Coronavirus «Ich habe keine Angst»: Wie eine Chinesin die Epidemie erlebt

Von Gil Bieler

29.1.2020

Das Zentrum der Epidemie liegt ganze zwölf Autostunden entfernt, doch wirkt sich das Coronavirus auch auf das Leben in Shenzhen aus. Eine IT-Angestellte erzählt «Bluewin» von den Folgen für ihren Alltag.

Eigentlich hatte Crystal Reisepläne. Die IT-Angestellte aus Shenzhen, ganz im Süden Chinas, wollte die Feiertage nach dem chinesischen Neujahr dazu nutzen, um in den Norden des Riesenreiches zu fliegen. In die Innere Mongolei sollte es gehen, wie sie im Chat mit «Bluewin» erklärt. Sie habe sich schon auf den Schnee gefreut.

Doch das Coronavirus machte ihr einen Strich durch die Rechnung. Dessen Ursprungsherd liegt zwar in Wuhan, rund 1'000 Kilometer von Crystals Heimatstadt entfernt. Und dennoch wurden drei Tage vor dem geplanten Abflug auch in Shenzhen erste Vorsichtsmassnahmen erlassen. Die 31-Jährige cancelte deshalb schweren Herzens ihren Flug.

Keine Angst

«Angst habe ich nicht», meint Crystal. Höchstens ein klein wenig besorgt sei sie. «Nicht wegen mir selber, aber ich mag es nicht, wenn mein Land in Schwierigkeiten steckt.» Für die Menschen in der am stärksten betroffenen Provinz Hubei sei die Situation bestimmt belastend. Dort wurden am Mittwoch 25 neue Todesfälle durch Infektionen mit dem Coronavirus bestätigt; insgesamt stieg die Zahl der Todesfälle in China damit auf 131.

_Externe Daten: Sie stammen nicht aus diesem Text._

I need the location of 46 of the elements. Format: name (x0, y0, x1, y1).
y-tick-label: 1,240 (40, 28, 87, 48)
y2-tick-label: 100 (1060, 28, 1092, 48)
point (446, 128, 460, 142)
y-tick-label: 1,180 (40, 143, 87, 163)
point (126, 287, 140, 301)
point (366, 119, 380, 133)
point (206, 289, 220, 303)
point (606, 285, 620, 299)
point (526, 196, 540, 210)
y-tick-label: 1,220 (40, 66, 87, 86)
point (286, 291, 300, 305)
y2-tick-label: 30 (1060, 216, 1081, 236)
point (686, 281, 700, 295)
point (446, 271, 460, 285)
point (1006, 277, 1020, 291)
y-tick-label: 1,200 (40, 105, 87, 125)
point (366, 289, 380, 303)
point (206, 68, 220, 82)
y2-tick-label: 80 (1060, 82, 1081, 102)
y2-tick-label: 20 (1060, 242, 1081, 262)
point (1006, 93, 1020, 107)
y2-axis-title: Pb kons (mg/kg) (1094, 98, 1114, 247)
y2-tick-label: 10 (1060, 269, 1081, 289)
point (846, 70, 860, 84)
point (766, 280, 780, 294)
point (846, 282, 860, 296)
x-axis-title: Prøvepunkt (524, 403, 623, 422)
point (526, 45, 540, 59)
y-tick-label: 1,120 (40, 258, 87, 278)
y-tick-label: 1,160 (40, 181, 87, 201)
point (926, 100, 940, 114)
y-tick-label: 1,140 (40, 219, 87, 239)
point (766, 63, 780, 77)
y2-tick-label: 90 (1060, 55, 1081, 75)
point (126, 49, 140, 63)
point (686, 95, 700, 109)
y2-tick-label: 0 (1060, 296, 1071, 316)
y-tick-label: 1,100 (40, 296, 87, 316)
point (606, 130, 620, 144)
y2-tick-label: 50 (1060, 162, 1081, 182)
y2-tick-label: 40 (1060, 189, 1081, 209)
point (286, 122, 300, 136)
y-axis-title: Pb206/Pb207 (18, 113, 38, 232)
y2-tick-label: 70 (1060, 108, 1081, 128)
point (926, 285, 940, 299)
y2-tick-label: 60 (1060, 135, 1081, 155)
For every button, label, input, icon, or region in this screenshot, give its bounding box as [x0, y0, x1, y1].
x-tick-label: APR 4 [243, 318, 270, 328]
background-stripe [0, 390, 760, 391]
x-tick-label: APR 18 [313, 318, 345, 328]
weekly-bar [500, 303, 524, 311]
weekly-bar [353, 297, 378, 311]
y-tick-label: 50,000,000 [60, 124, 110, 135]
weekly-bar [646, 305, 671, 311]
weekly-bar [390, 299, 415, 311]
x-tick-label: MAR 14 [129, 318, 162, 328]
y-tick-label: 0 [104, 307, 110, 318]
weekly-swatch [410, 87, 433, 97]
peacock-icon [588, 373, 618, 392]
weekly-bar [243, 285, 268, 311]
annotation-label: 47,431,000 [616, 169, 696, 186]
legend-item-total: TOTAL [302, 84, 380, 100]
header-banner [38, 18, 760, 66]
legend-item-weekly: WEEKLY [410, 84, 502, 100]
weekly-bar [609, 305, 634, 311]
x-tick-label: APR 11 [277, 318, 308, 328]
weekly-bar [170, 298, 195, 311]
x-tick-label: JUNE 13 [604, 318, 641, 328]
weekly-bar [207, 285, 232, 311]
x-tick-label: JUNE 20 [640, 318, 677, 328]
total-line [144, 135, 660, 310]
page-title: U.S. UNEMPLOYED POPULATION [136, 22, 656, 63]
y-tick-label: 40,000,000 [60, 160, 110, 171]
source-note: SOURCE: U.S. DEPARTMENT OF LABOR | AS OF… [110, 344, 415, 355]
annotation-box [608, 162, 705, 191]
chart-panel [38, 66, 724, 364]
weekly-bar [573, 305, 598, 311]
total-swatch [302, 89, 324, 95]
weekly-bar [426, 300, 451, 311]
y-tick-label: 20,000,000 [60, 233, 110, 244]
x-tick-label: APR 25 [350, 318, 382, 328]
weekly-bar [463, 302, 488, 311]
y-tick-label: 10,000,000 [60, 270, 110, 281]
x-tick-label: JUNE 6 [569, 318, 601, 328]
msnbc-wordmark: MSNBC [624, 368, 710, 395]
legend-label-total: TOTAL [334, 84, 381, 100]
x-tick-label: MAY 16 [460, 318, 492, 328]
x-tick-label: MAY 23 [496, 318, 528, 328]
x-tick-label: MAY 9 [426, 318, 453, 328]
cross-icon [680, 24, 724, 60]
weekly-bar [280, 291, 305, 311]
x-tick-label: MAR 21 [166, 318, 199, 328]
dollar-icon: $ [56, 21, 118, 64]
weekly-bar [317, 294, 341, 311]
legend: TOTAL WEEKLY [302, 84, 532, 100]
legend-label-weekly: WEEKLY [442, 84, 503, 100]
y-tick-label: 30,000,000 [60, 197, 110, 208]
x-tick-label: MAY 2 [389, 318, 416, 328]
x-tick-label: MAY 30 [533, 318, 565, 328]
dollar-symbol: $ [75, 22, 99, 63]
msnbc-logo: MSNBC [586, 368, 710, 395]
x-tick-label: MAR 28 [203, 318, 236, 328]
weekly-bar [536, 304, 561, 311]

In Shenzhen bleibt es vorerst bei Empfehlungen der Behörden. Die Menschen werden dazu angehalten, daheim zu bleiben und gut auf sich zu achten. Man dürfe aber nach wie vor nach draussen gehen, und auch die Läden hätten geöffnet. Doch Crystal bleibt meist zuhause. Sie wolle nicht unnötig lange durch die Schutzmaske atmen, ohne wolle sie aber nicht vor die Tür. «Ich will andere Leute nicht beunruhigen.»

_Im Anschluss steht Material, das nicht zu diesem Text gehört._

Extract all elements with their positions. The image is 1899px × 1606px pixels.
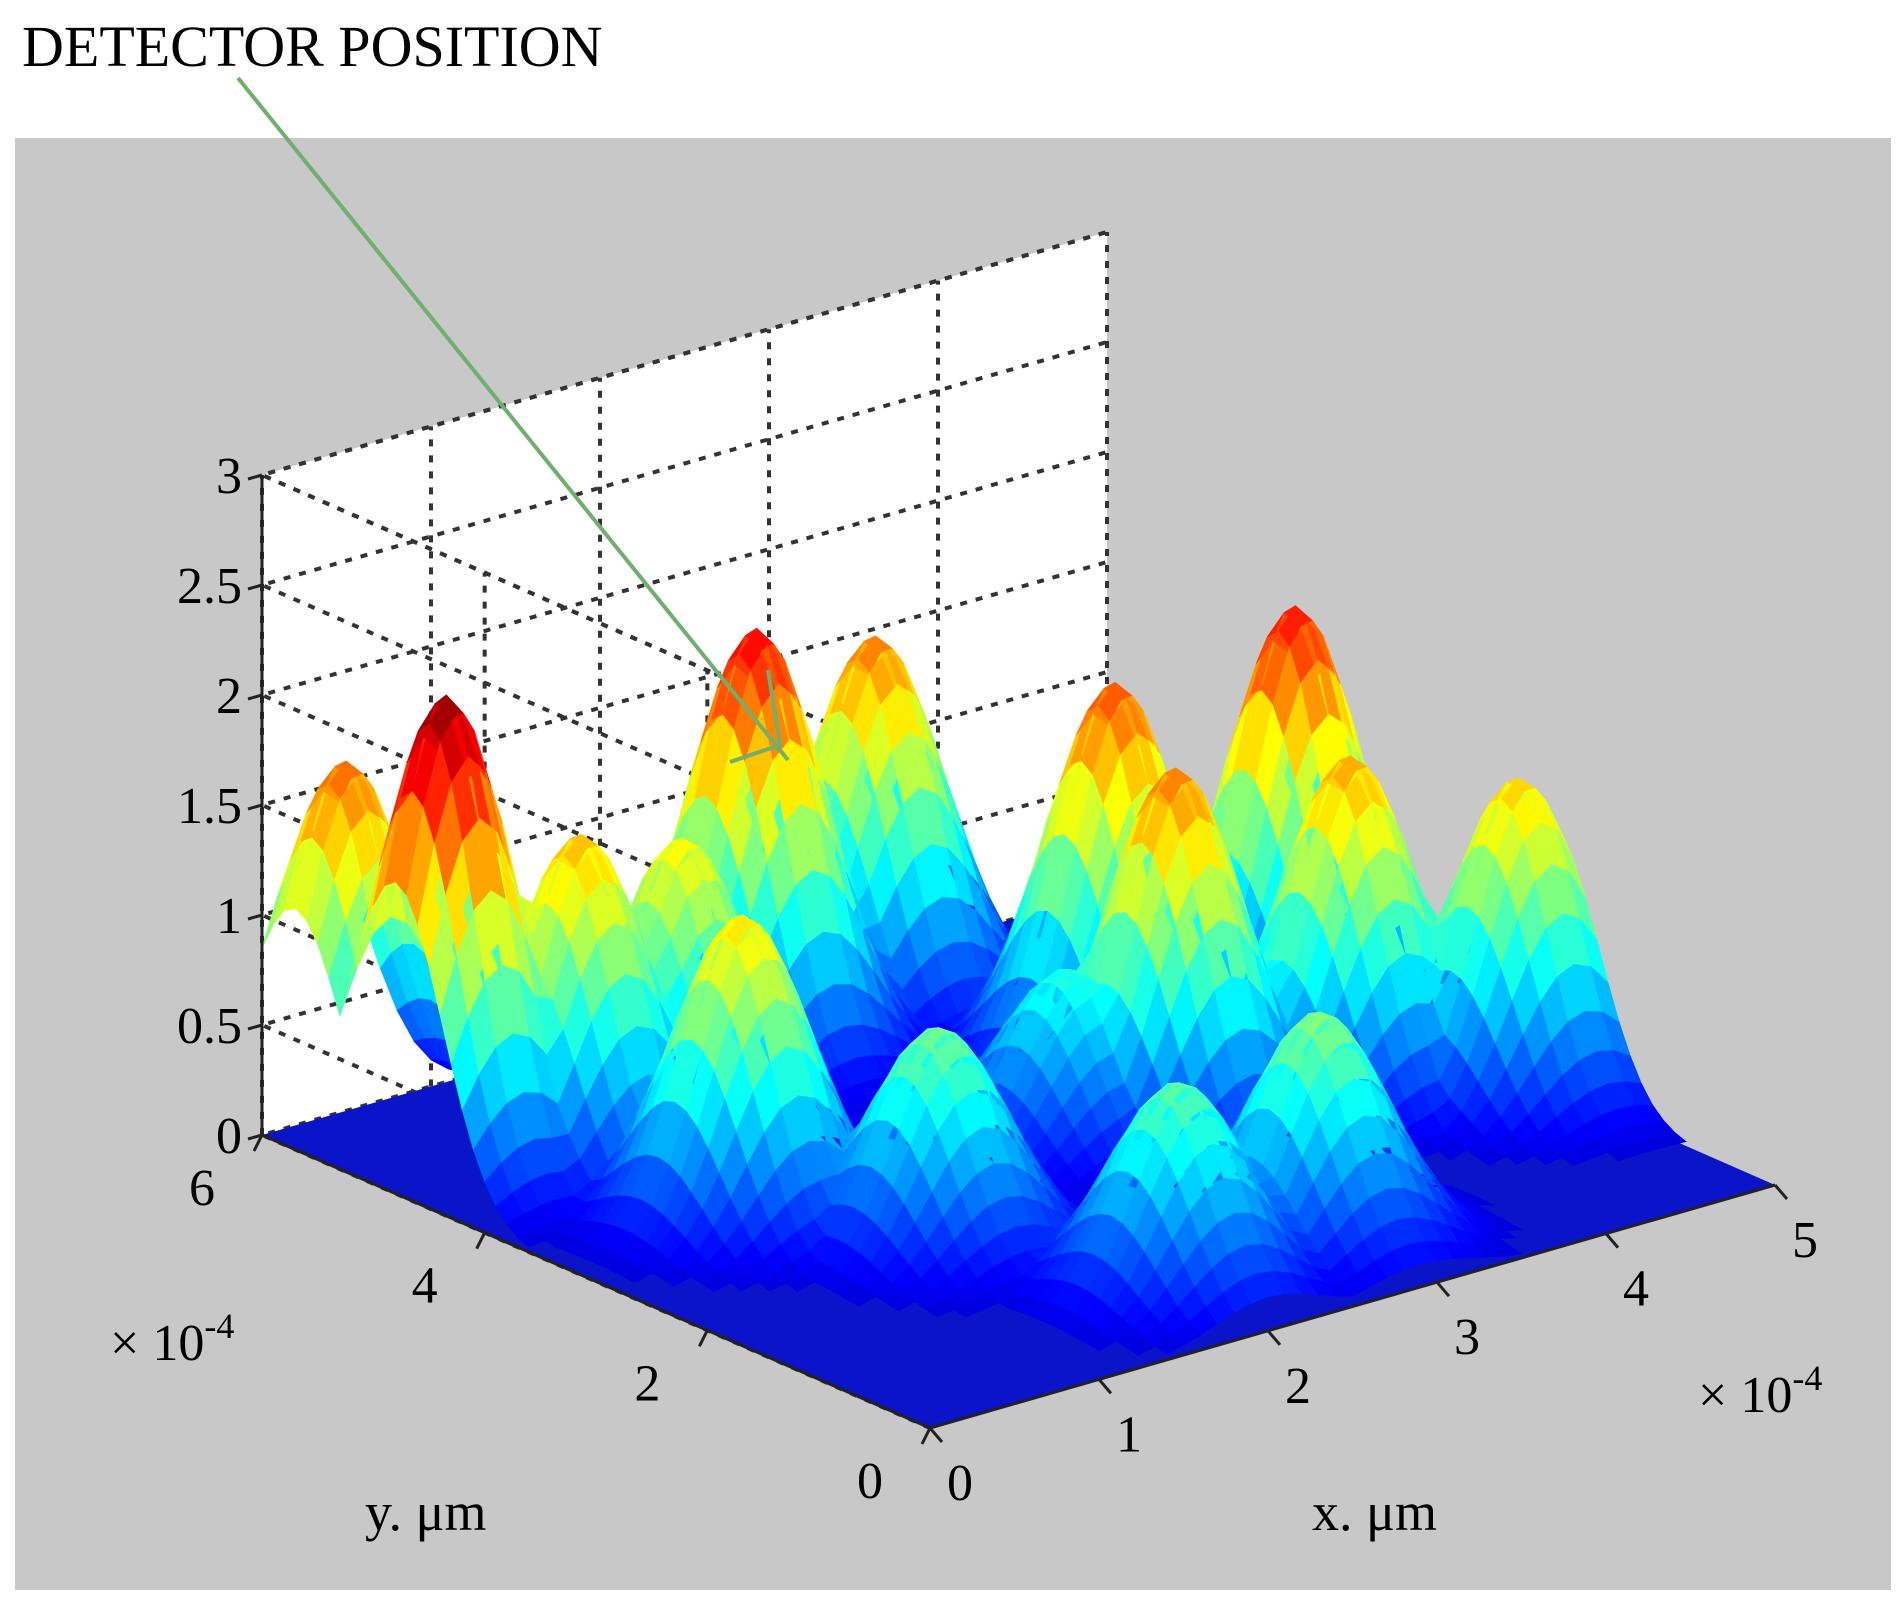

Ausserdem sei es nicht ganz leicht, sich Schutzmasken zu besorgen. Für 15 Stück habe sie zuletzt umgerechnet 9.40 Franken bezahlt. Sie habe gehört, dass manche Händler überrissene Preise verlangen, doch die Regierung der Provinz Guangdong gehe strikt dagegen vor. Die Leute sollten Läden mit Wucherpreisen melden.

Menschenleere Strassen

Wegen des Ausbruchs des Coronavirus verlängern sich auch Crystals Neujahrsferien. Sie könne wohl frühestens am 9. Februar wieder arbeiten gehen. Was für Schweizer Ohren angenehmer klingen mag, als es sei: Sie habe genug vom Daheimhocken. Als «Bluewin» sie erreicht, geht sie gerade spazieren, Sonne tanken – es habe aber nicht viele Leute auf den Strassen.

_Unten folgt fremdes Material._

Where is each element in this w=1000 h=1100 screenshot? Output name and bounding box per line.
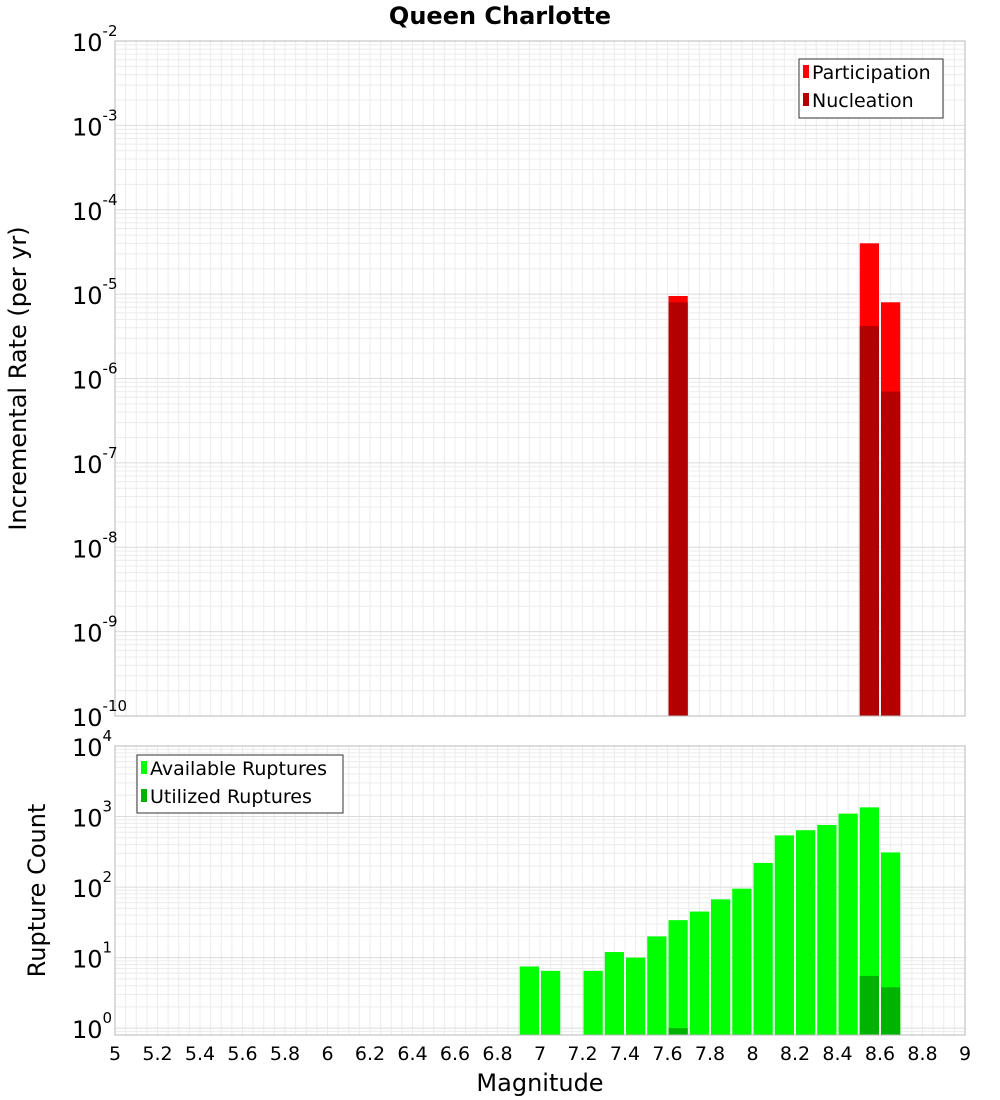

Crystal ist zuversichtlich, dass die chinesischen Behörden die Krankheit in den Griff bekämen. Auch Freunde von ihr in der am meisten betroffenen Provinz Hubei blieben ruhig und zuversichtlich. Crystal ist sich sicher: «Wir werden dieses Virus bald besiegen.»

Immerhin: Am Mittwoch wurde bekannt, dass ein Team australischer Wissenschafter erstmals die Reproduktion des Coronavirus im Labor gelungen ist. Dieser Schritt könnte dazu beitragen, die globale Ausbreitung der Krankheit zu bekämpfen.